Kevin Schawinski


Kevin Schawinski is a Swiss astrophysicist. He was a professor at ETH Zurich in Zürich.

Early life

Kevin Schawinski grew up in both Switzerland and Germany. His father is Swiss media entrepreneur Roger Schawinski.

Education

Kevin Schawinski graduated from Cornell University in the United States in 2004 with degrees in both physics and mathematics. Following that, he went to the University of Oxford, where he was a fellow at Christ Church College and later the "Henry Skynner Junior Research Fellow" at Balliol College. He was awarded the Royal Astronomical Society's 2008 Michael Penston Prize for his doctoral thesis "The Star Formation History of Early-type Galaxies". He received his D.Phil. in 2008.
While a graduate student at Oxford, Schawinski founded the citizen science project Galaxy Zoo along with researcher Chris Lintott, which later became the Zooniverse.

Career

From 2008 to 2012, Schawinski was a postdoctoral research associate at Yale University and in 2009 became a NASA Einstein Fellow.

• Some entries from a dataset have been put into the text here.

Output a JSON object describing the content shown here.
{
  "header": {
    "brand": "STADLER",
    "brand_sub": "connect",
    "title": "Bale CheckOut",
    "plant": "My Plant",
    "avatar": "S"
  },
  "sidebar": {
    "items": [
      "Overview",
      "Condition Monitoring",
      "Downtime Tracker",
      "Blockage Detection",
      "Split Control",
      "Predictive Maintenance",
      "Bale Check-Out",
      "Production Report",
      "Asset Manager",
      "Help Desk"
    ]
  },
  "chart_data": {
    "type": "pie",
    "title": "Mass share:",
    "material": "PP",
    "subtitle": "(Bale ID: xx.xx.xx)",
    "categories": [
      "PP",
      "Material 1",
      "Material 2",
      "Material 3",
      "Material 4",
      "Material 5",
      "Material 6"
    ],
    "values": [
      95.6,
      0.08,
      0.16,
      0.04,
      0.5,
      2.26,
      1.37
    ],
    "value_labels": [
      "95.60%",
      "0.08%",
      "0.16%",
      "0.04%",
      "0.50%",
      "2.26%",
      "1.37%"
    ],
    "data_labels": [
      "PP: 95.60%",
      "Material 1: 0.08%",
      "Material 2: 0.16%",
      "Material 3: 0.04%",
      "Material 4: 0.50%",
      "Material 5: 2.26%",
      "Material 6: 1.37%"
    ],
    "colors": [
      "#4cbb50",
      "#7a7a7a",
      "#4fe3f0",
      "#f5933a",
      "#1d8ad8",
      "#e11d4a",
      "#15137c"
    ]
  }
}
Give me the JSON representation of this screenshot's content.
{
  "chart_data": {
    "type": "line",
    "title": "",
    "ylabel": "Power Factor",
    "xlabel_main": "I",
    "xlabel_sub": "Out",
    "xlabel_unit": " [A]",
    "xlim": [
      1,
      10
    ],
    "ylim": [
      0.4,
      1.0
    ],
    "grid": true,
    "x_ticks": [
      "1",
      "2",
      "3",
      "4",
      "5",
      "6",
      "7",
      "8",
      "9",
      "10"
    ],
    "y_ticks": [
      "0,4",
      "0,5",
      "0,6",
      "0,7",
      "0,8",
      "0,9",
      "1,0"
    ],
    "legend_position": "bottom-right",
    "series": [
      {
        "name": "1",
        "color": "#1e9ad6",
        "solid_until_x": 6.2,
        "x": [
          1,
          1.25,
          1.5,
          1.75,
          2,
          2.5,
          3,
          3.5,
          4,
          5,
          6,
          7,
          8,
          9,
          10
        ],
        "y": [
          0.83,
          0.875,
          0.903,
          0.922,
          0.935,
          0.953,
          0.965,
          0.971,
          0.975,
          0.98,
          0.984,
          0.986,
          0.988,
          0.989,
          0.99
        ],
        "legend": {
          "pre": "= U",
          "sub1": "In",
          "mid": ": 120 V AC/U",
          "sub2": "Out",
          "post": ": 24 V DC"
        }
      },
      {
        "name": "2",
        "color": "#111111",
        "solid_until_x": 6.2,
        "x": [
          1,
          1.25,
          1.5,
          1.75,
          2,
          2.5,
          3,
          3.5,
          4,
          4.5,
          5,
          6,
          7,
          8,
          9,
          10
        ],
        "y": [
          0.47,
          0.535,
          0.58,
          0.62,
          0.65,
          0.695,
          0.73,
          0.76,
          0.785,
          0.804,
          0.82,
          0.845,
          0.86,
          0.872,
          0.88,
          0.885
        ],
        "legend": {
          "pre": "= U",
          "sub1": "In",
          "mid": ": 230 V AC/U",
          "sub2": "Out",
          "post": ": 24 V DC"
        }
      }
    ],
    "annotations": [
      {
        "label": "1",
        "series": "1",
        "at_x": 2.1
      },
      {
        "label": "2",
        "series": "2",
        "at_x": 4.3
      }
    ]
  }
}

His research at Yale included studies of black holes, galaxy formation, and co-founding the citizen science project Planet Hunters.
In 2012, he became a professor in the Institute for Astronomy at ETH Zürich in Switzerland. He is the secretary of the Swiss Society of Astrophysics and Astronomy, the professional society of astronomers in Switzerland. The Gottlieb Duttweiler Institute named him one of the "Thought Leaders" of Switzerland in 2016. In 2017, he was awarded the European Astronomical Society's MERAC Prize as the best junior researcher in observational astrophysics. In 2017, he launched the Space.ml platform with Ce Zhang to apply artificial intelligence to astrophysics research.
Together with colleagues from ETH Zurich and the University of Zurich, he founded the Citizen Science Center Zurich.

Research

Schawinski has worked on a range of topics from galaxy evolution, black hole astrophysics, citizen science and artificial intelligence. He has published over 200 peer reviewed articles, including 6 in Nature and Science. His publications have been cited over 16,000 times.